Neden yönetmeliği yok sayıp, karma atama ile 2021 KPSS ile atama bekleyen öğretmenlerin haklarını gasp ediyorsunuz?
2021’de KPSS’ye katılan ve atama bekleyen öğretmen sayısı 373 bin 897
Siz bu öğretmenlerin sadece yüzde 2.49’unun atıyorsunuz
Bu mudur adalet?
Yeni bir mağduriyet doğmadan, karma atamadan vazgeçin!

 

 

 

KÖY OKULLARINI AÇIN TAŞIMALI EĞİTİME SON VERİN

 

 
Yüreğim yanarak tekrar söylüyorum, Afyonkarahisar’da 5 çocuğumuz taşımalı eğitimin kurbanı oldu… Melisa Demirel (14), Nisa Eser (14), Teslime Eser (13), Damla Duran (11), İsmail Eser (11) yavrularımızı saygıyla anıyorum…

Kapattığınız 20 bin köy okulunu açın!
Çocuklarımız okullarına yürüyerek gidebilsinler.
Her gün saatlerce yürüyerek ya da servislerde işkence çekmesinler…
Bu okullara yapacağınız 40 bin atamayla öğretmenlerimizi öğrencilerine kavuşturun.

 

 

ANKARA’NIN GÖBEĞİNDE KALABALIK SINIFLAR…

 

 
Fazla uzağa gitmeye gerek yok. Hemen yanı başımızda; Ankara’nın göbeğinde Çankaya’da, Mamak’ta, Altındağ’da, Keçiören’de 40-50-60 kişilik sınıflar var.
Derslik açığını acil olarak kapatılması gerek.
Ödenek yetersizliğinden teslim edilmeyen okullar var, bu okulların ivedilikle MEB’in hizmetine verilmesi gerekir.

 

 

YÖK TEK ADAMA DEVREDİLDİ

 
AKP her ile bir üniversite açacağım diye yola çıktı, ancak bir rektör, bir mühür, bir metruk binayla geldiği son nokta “tabela üniversiteleri” oldu.
“YÖK’ü kaldıracağız, rektörler seçimle gelecek, özgür, demokratik üniversite…” dediniz. Hepsi yalan oldu. Tüm yetkiler tek adama devredildi.
Artık üniversiteleri de tek adam yönetiyor!

 
YÖK’ü de o yönetiyor.
Rektörleri de o atıyor…
Bir gecede fakülte kuruyor..

 

 
Boğaziçi Üniversitesinde “Kayyum rektör istemiyoruz.” diyen öğrencileri terörist ilan ediyor. Sonra öğrencilere şiddet uygulanıyor, kendi okullarına sokulmuyor, gözaltına alınıp, tutuklanıyorlar.

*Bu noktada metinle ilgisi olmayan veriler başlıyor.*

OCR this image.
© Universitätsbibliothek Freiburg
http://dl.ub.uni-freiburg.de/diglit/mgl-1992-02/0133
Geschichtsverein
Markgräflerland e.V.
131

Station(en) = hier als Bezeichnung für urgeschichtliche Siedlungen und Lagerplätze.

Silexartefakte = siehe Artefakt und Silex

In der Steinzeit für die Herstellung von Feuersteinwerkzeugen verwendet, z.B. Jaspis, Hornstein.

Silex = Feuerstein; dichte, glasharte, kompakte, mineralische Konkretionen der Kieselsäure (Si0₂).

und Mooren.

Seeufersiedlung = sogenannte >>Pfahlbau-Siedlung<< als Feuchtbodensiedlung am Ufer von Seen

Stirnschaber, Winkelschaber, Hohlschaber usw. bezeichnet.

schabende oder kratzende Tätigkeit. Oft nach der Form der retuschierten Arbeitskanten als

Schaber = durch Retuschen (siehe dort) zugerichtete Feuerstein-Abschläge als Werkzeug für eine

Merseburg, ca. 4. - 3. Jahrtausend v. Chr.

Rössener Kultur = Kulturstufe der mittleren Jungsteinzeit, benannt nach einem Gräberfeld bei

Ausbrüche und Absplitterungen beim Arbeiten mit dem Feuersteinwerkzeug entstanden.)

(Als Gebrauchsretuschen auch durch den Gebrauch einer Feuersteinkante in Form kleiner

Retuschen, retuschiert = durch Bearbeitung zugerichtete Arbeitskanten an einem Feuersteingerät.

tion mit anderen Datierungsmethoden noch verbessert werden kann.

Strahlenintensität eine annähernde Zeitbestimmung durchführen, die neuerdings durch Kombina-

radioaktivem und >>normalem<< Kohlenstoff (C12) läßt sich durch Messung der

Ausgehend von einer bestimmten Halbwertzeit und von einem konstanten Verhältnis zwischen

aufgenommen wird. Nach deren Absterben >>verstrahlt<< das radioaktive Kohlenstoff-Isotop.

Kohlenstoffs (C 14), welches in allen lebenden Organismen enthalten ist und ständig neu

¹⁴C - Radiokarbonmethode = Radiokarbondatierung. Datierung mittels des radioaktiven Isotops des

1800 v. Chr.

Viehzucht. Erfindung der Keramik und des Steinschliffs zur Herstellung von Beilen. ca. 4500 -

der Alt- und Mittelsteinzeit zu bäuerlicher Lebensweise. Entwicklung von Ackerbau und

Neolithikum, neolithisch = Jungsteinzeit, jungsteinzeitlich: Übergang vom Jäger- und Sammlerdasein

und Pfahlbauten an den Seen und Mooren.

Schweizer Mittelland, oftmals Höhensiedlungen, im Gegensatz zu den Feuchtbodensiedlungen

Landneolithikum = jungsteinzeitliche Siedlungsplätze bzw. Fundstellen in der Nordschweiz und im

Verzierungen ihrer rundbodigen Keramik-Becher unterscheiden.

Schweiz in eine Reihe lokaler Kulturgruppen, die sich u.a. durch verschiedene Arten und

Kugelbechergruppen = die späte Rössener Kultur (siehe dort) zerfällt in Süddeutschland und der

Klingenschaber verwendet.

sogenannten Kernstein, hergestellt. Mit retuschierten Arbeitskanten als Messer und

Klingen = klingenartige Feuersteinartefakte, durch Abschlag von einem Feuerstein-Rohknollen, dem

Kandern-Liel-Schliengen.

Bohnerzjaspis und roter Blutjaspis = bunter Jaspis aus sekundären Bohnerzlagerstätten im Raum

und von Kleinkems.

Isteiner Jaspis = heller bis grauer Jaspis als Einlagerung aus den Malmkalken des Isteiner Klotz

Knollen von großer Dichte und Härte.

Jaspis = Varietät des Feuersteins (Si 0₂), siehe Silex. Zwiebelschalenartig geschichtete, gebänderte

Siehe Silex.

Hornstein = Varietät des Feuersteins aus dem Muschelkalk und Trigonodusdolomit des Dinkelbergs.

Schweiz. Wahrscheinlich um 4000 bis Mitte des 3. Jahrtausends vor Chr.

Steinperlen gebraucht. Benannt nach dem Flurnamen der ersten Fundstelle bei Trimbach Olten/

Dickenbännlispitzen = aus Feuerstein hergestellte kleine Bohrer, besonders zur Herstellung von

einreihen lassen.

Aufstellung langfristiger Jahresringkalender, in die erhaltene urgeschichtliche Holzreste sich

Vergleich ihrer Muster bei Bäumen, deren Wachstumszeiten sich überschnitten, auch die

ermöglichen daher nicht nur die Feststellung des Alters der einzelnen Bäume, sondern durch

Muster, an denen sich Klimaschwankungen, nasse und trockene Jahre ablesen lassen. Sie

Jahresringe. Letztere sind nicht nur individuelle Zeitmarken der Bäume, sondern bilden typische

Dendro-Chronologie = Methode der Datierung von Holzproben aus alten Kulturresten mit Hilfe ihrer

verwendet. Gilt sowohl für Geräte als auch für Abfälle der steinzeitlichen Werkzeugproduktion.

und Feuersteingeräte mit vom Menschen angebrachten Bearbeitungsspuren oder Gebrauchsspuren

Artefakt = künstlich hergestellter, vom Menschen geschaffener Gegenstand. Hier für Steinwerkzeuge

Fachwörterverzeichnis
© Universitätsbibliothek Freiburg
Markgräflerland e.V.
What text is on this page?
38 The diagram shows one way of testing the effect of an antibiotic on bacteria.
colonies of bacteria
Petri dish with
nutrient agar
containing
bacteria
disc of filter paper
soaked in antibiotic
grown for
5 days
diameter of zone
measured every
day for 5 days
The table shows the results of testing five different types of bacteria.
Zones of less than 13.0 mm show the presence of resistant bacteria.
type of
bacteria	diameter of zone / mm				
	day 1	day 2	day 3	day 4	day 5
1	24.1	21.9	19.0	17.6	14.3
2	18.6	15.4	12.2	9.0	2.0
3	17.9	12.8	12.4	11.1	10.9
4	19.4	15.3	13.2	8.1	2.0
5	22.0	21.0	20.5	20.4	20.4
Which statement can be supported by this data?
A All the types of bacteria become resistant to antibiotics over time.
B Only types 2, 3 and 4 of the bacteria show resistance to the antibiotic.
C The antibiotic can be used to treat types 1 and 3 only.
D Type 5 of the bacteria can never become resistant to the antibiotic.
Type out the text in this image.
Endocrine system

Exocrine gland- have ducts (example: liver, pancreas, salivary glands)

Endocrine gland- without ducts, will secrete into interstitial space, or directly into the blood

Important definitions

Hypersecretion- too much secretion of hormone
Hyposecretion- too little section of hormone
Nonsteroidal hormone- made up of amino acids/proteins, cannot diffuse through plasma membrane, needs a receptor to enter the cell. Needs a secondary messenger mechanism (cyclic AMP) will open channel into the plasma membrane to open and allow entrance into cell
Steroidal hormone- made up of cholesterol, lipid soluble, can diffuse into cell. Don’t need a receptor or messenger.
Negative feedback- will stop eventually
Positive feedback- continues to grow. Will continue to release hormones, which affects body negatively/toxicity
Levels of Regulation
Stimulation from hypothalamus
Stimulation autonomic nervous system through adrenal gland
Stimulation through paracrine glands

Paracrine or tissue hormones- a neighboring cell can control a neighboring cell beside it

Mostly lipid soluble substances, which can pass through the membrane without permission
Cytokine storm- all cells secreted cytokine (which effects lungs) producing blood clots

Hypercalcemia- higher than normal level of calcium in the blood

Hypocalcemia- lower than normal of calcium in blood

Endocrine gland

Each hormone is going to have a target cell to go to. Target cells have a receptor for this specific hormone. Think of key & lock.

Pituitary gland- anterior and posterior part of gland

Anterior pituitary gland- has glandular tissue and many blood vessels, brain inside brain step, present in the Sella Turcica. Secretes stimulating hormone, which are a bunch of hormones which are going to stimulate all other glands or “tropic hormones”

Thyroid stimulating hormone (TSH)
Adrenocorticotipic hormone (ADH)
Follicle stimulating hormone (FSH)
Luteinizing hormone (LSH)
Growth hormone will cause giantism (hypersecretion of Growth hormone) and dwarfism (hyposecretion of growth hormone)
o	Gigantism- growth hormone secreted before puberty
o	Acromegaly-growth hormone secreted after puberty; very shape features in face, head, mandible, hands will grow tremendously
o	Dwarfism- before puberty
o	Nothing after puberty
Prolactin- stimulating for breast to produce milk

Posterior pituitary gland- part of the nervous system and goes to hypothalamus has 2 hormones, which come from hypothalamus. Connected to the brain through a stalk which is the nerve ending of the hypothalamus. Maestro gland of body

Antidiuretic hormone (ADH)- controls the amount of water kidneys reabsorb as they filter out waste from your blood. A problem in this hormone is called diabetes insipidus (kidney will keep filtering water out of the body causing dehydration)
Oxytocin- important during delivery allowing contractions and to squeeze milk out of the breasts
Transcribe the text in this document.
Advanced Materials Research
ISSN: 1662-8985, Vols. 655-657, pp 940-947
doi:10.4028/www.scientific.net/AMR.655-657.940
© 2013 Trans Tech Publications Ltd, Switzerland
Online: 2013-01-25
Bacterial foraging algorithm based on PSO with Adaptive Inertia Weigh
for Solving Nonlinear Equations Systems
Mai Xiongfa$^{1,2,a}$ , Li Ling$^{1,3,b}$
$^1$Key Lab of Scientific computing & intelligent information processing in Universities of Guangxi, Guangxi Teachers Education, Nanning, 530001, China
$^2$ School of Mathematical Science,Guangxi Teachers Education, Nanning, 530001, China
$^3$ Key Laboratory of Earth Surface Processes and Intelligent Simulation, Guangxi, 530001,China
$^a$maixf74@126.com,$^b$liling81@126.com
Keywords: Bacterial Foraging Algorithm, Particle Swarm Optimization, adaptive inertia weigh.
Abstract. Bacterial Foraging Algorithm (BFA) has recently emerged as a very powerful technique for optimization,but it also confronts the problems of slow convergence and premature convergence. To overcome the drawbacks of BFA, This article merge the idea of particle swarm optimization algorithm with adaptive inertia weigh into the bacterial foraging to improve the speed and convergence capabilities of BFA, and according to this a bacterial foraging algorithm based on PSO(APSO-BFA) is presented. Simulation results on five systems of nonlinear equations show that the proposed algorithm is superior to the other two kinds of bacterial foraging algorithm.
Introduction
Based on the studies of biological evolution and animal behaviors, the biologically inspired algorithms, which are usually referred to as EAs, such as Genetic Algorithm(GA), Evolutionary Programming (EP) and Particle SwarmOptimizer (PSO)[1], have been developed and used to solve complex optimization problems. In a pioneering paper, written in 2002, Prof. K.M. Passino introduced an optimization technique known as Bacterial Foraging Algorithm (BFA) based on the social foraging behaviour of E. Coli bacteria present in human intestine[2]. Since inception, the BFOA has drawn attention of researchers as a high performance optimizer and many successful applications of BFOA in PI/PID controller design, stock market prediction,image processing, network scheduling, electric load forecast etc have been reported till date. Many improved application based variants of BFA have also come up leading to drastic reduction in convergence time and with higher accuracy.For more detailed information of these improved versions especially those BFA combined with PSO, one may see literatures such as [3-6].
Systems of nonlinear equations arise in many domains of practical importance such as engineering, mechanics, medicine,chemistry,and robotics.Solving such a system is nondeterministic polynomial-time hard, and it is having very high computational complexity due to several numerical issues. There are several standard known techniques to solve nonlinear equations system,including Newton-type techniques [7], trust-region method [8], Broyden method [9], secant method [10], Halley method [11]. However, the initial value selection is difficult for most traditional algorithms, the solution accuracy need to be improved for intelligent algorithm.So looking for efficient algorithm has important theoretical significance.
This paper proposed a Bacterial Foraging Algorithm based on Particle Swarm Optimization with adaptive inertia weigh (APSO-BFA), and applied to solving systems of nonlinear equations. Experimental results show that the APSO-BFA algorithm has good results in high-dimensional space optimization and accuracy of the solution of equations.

Saray bu gece yarısı bir kararname çıkartıp “Boğaziçi Üniversitesini kapattım.” dese, yargı öylece seyredecek. YÖK’ten bir kişi çıkıp da “Van Minüt” diyemeyecek! Üniversitelerimiz bu kadar içler acısı durumda…

YÖK ve üniversite bütçesinin merkezi yönetim bütçesi içerisindeki payı 2003 yılında %0,94 iken 2022 yılında bu oran % 0,73’e düşmüş. Her ile bir üniversite açılmış ama bütçeden pay verilmemiş!

Bunun anlamı ne “Tabelayı asarım, reklamımı yaparım.”

Milli eğitim Bakanlığının bütçesinin yetersiz olduğunu hepimiz biliyoruz. Pandeminin getirdiği ek maliyetleri de düşünecek olursak MEB bütçenin yüzde 50 oranında artırılması gerekir.